Happy in Seattle...sort of
My heartsick post stemmed from me losing my two best buddies at work, both in the same week. Next week they're both moving to different teams. They'll still be on the same floor, and they'll still be my friends, but it will be different. Right now I know these two guys always have my back. I won't have that anymore.
Life goes on and since there's really nothing I can do about this situation, I have to get over it. I'm trying my best to stay positive, but it hasn't been easy. In my almost 28 years with my company, I've worked in several different areas and different cities. I've always had at least one and often two or three "best" friends at work. You know the kind of people I'm talking about. The kind where you can vent, and that you can trust 100%. The people that make you laugh when you feel like crying because you're so stressed out on your job. The people that are always there for you. Well, that's gone now. Even as I type this I feel the tears starting again (dammit anyway!).
Of course there will be new people, but I have this really strange feeling that it won't be the same. In fact, I'm positive it won't be the same. There are reasons I can't discuss here, but I know the new folks won't be my best friends, and they won't have my back. Oh well, that's life, right? It's painful to accept, but like I said, it's just the way things roll. It can't be "fixed".
Moving on to the issue at hand
My biggest problem right now (outside of me boohooing about my work situation), is my weight. Another dammit anyway topic. I didn't weigh this morning, but yesterday I was 187.8. Ouch! This is totally not where I want to be, and I don't know how to stop this roller coaster I'm on.
I'm not eating junk, I'm just continuing with eating too much of the healthy foods. It's all healthy. Fresh fruits and vegetables, baked or broiled chicken breasts and fish or shrimp, whole grain bread, Fage 0% yogurt, 2% cheese in very limited quantities (28 grams a day). That's pretty much all I eat, but I EAT TOO MUCH.
Every day starts out great. A great workout at the gym (almost every day, at least I'm still doing this right). A great breakfast, a great lunch, an afternoon snack, usually yogurt and fruit. Even dinner is usually healthy and a small portion. But I'm back to eating at night, late night.

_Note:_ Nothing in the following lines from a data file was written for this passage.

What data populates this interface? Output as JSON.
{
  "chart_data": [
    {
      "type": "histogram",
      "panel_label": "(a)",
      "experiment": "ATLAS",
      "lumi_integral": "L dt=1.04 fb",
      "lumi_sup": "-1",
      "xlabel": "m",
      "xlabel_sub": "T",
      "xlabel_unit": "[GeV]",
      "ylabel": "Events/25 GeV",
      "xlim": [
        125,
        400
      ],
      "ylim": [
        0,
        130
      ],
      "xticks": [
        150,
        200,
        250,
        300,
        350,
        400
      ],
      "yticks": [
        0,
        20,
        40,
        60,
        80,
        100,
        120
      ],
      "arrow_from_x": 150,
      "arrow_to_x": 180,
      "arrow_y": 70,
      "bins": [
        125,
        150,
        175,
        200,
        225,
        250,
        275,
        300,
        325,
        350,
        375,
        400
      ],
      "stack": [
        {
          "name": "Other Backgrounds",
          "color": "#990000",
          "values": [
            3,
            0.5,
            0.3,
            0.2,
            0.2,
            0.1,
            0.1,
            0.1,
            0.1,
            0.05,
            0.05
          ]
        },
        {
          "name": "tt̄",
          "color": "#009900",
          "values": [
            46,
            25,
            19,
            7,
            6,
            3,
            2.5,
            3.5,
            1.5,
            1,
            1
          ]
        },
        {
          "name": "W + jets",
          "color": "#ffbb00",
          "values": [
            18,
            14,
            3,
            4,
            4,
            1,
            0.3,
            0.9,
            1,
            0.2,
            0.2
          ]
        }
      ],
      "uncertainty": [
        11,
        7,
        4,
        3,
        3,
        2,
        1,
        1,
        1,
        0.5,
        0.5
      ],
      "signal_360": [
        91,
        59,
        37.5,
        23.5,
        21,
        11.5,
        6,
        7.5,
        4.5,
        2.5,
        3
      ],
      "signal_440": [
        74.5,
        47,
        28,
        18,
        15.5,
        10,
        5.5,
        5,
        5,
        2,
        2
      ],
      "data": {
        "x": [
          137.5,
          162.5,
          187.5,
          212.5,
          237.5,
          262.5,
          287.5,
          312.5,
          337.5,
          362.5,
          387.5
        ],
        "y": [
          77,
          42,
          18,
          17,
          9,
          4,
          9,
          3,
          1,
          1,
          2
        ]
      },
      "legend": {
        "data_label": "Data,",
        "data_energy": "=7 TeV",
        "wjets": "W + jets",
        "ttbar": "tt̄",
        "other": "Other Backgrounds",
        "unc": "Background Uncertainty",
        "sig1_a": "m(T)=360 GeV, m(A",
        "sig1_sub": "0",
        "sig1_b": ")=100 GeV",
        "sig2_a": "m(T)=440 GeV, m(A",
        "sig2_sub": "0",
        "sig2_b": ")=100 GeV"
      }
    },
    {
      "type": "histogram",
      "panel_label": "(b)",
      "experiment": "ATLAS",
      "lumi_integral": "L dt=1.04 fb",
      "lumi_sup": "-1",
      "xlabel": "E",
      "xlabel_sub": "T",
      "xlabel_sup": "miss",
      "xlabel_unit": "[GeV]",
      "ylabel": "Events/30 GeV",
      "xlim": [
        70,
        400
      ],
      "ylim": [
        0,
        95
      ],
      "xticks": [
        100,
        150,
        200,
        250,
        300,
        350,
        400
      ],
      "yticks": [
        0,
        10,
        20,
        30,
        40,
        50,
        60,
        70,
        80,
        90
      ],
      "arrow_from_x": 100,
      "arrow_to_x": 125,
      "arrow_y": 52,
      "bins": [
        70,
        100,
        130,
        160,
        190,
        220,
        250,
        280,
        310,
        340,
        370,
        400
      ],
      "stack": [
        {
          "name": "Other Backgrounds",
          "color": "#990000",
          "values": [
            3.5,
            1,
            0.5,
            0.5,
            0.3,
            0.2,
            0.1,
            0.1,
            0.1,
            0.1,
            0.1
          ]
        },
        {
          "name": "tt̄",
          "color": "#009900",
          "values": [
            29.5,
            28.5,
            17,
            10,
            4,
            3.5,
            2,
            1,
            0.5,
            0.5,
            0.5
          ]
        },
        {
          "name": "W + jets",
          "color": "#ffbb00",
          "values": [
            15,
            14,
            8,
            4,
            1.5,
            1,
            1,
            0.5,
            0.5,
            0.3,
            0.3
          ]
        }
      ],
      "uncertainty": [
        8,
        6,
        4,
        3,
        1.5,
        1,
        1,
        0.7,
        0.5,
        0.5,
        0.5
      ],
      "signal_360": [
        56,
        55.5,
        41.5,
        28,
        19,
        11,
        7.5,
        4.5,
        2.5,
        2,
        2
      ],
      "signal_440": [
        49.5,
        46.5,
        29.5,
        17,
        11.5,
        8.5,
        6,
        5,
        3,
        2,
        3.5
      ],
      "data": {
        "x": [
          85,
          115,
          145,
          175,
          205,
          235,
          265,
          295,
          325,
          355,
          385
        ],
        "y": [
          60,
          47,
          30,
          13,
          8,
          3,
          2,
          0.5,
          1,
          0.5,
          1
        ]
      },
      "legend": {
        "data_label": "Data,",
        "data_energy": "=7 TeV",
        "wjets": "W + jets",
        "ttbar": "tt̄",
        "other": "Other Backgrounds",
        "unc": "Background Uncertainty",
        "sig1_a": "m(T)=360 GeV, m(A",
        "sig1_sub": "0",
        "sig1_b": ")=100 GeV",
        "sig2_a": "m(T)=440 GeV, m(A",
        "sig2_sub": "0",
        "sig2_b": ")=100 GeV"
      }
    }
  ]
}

I'm pretty sure this recent stint of night eating is because when I try to sleep I think about work. I can feel myself start to get upset and not wanting to think about it, but I can't shut my brain off. I wind up getting out of bed and grazing, and my grazing usually racks up about 500 calories or more. Last night it was three slices of Dave's Killer bread at 110 calories each (I need to stop buying this stuff because it too good), two bananas and a cup of 1% milk, then later a giant bowl of fresh strawberries (the best strawberries ever). That's probably about 700 calories that was over my normal approximately 1500 calories. And I had the wise idea to skip the gym yesterday morning.
I really don't know how to get a grip on this out of control eating. I'm not eating junk, but I am eating way too much food. It's making me crazy that I feel so lost and out of control.
I guess "happy in Seattle" should probably have been titled "hopeless in Seattle".